Profile dressing with swiveling roll dressers. The full spectrum of dressing devises with single-point diamonds both straight and profiling. Next would be stationary high-speed diamond disk dressers. These are more reliable against diamond wear issues. These are available in disk combinations to accommodate roughing and finishing or front and rear wheel form. Next, CNC swing dressers with single-point chisel diamonds overcome issues related to radius form and tangency. The final step here would be CNC swing disk dressers that can be the ultimate solution for production-type applications, which require precision forms. These dressers come close to eliminating the requirement of qualifying the profile to adjust deviations in the form because of diamond wear.
Automatic measurement on-board. Part qualification without removing the part from the machine. The productivity of the CNC surface grinder will never be reached without the implementation of on-board inspection. It is fundamentally superior for a surface grinder to measure a workpiece while still mounted on the chuck. Untold man hours are lost through the simple task of removing and reloading a workpiece. Grinder hands blast air, wipe and stone lowing, wiping to get that last piece of grit. When they fail, time lost is multiplied by part re-work and scrap. On-board qualification is essential for maximum productivity.
Summary
Transition from manual to automatic. Become more productive through process improvement. The properly equipped toolmaker will never look backward in his grinding.

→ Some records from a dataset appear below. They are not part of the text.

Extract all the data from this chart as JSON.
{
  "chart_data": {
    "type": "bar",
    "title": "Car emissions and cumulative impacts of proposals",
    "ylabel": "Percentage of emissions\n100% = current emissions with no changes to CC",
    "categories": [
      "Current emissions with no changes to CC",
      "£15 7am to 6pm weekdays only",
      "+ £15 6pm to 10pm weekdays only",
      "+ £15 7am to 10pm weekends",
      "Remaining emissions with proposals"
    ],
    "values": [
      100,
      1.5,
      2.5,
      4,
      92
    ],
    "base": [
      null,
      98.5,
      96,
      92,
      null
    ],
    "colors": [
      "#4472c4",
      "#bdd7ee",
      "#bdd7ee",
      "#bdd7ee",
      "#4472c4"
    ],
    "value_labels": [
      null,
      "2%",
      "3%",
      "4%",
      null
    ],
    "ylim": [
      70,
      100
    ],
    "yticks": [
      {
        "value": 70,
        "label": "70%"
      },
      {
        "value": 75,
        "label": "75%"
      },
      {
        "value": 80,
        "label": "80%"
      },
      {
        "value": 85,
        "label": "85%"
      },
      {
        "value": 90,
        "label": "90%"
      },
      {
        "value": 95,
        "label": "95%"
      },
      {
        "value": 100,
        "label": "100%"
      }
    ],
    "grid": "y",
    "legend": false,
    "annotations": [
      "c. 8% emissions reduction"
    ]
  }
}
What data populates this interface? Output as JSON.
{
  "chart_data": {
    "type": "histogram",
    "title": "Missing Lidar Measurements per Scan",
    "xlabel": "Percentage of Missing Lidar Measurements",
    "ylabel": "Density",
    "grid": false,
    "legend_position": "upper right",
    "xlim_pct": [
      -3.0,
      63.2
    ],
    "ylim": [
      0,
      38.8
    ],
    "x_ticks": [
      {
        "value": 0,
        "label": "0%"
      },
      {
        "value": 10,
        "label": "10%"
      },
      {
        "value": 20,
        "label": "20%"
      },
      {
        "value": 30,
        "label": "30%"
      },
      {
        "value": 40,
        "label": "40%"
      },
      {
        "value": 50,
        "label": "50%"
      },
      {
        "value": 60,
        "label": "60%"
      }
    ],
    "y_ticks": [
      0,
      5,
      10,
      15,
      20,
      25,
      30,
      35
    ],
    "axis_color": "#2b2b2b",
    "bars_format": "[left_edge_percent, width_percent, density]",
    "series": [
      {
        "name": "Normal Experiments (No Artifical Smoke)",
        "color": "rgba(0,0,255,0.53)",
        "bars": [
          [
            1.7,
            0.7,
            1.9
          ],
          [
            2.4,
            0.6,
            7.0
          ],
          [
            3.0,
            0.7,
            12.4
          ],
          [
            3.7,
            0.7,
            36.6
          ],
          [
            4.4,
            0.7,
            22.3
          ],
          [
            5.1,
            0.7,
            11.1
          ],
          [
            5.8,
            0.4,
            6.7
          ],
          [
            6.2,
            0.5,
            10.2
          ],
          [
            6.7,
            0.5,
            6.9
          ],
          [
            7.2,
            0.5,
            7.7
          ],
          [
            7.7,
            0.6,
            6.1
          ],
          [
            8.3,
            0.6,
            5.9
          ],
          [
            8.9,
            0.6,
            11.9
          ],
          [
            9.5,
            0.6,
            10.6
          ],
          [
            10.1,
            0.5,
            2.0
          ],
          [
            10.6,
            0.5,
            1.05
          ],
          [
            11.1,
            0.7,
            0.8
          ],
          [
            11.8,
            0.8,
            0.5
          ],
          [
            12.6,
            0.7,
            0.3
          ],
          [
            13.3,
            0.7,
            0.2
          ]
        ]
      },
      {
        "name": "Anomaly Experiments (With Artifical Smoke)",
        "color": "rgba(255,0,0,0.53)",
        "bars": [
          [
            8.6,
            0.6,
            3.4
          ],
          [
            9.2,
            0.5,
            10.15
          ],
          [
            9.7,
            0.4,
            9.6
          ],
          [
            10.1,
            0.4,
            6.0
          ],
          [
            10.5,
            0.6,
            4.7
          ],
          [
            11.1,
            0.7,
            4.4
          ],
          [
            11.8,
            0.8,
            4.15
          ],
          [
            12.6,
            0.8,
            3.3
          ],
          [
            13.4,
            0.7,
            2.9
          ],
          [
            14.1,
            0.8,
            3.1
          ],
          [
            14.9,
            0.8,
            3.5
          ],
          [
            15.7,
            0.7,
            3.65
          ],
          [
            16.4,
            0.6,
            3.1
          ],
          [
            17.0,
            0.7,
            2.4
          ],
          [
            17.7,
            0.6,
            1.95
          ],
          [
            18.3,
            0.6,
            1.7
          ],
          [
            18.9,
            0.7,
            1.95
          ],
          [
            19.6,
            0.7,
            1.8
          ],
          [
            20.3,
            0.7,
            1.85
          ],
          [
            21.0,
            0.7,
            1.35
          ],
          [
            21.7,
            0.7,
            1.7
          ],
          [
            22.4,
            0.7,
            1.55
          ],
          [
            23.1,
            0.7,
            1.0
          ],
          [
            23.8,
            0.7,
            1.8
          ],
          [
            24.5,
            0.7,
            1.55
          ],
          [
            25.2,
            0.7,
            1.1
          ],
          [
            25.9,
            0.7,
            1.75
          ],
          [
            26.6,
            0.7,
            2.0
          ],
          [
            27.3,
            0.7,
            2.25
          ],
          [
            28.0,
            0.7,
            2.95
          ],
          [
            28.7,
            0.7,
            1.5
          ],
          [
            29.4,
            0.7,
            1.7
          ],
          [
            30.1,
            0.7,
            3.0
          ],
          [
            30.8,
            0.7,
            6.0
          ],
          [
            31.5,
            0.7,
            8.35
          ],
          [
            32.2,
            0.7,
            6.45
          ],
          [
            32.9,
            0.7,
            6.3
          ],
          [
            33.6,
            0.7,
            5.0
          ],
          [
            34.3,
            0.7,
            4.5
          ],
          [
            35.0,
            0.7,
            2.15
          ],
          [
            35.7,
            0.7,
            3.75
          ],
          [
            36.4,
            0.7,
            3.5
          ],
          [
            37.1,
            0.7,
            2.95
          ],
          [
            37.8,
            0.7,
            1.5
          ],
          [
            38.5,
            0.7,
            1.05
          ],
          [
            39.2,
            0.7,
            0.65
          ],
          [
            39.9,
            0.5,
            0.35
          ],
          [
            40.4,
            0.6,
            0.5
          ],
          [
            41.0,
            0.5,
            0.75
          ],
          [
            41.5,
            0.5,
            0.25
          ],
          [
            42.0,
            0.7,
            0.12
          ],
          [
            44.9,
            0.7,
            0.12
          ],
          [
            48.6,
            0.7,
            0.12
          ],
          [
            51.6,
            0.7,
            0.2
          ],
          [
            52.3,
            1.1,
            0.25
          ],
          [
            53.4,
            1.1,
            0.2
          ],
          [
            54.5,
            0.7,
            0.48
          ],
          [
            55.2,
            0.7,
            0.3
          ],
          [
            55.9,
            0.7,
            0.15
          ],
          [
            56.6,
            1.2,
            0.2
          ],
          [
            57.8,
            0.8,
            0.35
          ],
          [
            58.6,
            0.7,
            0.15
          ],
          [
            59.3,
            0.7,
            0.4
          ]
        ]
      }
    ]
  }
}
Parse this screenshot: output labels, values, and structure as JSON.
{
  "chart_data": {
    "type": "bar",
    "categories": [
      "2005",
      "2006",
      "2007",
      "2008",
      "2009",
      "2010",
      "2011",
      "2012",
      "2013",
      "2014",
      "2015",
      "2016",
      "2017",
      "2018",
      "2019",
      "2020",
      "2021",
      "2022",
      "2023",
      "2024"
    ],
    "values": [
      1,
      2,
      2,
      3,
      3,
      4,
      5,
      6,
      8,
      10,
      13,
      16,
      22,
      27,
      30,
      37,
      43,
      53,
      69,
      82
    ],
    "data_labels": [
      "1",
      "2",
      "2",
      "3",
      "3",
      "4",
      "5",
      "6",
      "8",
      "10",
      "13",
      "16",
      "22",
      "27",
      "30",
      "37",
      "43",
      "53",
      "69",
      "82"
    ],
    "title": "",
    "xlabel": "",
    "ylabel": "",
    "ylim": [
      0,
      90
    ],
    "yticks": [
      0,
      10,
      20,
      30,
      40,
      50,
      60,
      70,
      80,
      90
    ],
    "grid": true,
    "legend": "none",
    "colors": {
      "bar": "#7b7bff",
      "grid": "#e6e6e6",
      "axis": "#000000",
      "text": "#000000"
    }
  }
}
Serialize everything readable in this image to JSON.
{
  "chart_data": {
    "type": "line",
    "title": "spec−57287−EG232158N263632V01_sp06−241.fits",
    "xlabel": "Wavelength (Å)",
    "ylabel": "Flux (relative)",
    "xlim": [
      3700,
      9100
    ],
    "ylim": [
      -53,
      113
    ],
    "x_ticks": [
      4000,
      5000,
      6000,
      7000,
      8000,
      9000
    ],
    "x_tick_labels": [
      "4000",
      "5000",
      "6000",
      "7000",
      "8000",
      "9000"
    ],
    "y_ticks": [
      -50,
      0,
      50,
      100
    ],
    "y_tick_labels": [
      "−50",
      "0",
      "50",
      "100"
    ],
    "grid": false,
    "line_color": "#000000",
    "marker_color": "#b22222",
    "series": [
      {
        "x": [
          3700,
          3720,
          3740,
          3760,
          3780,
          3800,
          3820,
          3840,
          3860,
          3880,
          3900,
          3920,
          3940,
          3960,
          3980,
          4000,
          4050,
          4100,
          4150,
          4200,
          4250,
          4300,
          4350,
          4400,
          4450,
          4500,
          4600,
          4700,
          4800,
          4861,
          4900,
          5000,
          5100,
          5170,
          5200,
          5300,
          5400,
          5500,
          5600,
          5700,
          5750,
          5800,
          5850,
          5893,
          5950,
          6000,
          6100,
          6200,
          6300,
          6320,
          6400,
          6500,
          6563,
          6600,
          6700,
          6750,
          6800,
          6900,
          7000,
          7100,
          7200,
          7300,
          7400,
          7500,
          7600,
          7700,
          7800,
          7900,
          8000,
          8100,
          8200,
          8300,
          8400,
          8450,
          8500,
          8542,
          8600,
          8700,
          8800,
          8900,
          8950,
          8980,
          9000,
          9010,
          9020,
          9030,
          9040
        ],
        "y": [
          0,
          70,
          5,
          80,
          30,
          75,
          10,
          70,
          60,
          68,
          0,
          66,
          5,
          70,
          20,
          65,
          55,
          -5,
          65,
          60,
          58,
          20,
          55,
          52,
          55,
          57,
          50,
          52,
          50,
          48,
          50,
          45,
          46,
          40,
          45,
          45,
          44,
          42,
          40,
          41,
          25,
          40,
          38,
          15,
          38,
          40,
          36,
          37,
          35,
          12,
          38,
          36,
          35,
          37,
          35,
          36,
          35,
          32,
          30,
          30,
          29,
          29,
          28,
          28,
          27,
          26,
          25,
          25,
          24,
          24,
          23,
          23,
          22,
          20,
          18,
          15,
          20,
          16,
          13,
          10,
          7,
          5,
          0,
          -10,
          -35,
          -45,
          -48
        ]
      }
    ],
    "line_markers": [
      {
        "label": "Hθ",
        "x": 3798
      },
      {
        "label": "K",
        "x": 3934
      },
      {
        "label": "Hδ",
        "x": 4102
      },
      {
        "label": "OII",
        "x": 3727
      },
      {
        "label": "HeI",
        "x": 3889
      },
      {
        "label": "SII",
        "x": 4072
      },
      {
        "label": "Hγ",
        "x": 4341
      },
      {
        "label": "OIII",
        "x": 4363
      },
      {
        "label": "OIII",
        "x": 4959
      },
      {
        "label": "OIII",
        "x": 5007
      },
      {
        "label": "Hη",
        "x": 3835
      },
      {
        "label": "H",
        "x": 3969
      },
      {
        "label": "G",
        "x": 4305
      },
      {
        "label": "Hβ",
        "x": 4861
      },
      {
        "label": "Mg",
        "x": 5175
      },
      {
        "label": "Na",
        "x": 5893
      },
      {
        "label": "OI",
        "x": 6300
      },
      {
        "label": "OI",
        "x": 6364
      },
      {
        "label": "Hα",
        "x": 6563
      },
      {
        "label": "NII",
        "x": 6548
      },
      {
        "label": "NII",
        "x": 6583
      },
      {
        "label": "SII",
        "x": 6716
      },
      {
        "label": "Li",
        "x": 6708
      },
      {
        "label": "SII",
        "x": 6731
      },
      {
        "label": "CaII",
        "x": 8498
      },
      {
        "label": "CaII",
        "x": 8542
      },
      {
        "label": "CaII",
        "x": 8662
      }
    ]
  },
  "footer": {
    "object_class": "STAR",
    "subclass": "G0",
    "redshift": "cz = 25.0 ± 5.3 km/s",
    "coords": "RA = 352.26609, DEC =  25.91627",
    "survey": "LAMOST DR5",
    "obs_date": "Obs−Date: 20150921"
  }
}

Every task he undertakes will be improved. The statement, “I can do it faster on the manual grinder” will have no meaning because with technology every task will be unattended, repeatable and improved. Tasks on a manual grinder will be de-prioritized, accomplished when my two CNC grinders are completing operations. When you can control your grinding wheel through automation, there is rarely an operation that is done faster on a manual grinder.